Ask HN: Best NoSQL methods for Rails - devinrhode2

Mongoid, Postgres with hstore, Postgres with the JSON data type, CouchDB?
======
bertomartin
Recently investigating this myself. Mongoid is an Rails ODM for MongoDB. It
seems like a nice one to start with as the interface is very close to
ActiveRecord. I haven't looked at the rest you mentioned, but I've used the
relational aspects of postgres; it's a great db, but if you're thinking about
going NoSQL, why not go the whole way? Many serious companies are using these
technologies for their businesses, and they seem to have matured over the past
few years. A good place to get more information on MongoDB is:
[https://university.mongodb.com/courses/catalog](https://university.mongodb.com/courses/catalog).

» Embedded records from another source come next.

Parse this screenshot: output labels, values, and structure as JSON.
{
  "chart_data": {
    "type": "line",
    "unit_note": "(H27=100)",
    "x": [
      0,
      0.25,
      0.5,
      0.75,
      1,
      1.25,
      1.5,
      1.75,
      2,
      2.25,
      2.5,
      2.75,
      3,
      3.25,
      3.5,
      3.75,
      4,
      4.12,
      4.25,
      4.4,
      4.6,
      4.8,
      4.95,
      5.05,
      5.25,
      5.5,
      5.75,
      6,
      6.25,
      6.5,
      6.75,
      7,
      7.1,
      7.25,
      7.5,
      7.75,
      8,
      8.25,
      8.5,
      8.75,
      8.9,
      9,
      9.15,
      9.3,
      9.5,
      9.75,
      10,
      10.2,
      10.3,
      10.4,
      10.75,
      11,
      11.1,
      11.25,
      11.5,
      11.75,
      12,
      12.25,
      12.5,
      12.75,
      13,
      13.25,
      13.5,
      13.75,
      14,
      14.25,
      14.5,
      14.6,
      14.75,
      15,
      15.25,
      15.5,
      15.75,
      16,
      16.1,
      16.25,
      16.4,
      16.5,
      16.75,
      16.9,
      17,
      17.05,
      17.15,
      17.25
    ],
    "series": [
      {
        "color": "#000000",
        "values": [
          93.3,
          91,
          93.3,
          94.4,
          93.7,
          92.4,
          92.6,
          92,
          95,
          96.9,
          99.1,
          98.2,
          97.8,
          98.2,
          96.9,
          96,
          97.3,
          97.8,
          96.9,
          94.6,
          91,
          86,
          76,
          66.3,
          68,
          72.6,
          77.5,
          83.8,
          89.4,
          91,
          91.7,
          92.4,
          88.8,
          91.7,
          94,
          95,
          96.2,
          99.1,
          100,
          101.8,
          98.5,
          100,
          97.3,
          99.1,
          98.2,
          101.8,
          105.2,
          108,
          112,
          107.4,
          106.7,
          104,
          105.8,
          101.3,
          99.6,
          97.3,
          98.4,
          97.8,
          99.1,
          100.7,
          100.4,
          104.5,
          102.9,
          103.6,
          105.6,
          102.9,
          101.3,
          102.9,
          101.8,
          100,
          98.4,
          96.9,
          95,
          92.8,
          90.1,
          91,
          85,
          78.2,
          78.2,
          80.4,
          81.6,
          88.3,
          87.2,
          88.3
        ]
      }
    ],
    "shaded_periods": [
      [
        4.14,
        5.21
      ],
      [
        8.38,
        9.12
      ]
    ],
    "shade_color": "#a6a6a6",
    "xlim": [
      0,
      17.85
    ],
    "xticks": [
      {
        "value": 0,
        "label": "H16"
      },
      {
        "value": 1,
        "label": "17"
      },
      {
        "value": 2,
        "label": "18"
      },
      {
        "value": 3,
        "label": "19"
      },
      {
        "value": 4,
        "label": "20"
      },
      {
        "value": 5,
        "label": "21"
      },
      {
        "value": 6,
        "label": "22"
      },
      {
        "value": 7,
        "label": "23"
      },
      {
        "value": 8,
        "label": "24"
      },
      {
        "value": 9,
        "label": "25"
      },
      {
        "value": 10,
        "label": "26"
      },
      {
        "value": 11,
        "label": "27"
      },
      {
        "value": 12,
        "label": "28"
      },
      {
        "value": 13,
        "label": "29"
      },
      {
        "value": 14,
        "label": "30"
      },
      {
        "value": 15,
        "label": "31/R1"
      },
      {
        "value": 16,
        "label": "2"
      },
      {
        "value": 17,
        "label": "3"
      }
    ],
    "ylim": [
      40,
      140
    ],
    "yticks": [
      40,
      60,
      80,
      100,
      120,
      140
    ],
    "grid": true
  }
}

BTW, one thing to be careful of when working with nosql is that you still need
to model your data and you can definitely model relationships (just that they
usually don't support joins at the db level). So, you could go through pretty
much the same steps that you would when modeling data for a SQL db, but in the
nosql case, it's easier to change the schema as you go. So you can imagine an
Author entity, with a bunch of Book entities embedded in a single document
(MongoDB or other document oriented stores). If later, you wanna add Book to
another document, then you can separate Book into it's own document and add a
relation. The difference with SQL is that you don't do joins in the db, but
with Mongoid, you don't even see this as the relationships are defined in the
models, and they're pretty much the same as ActiveRecord. Enjoy.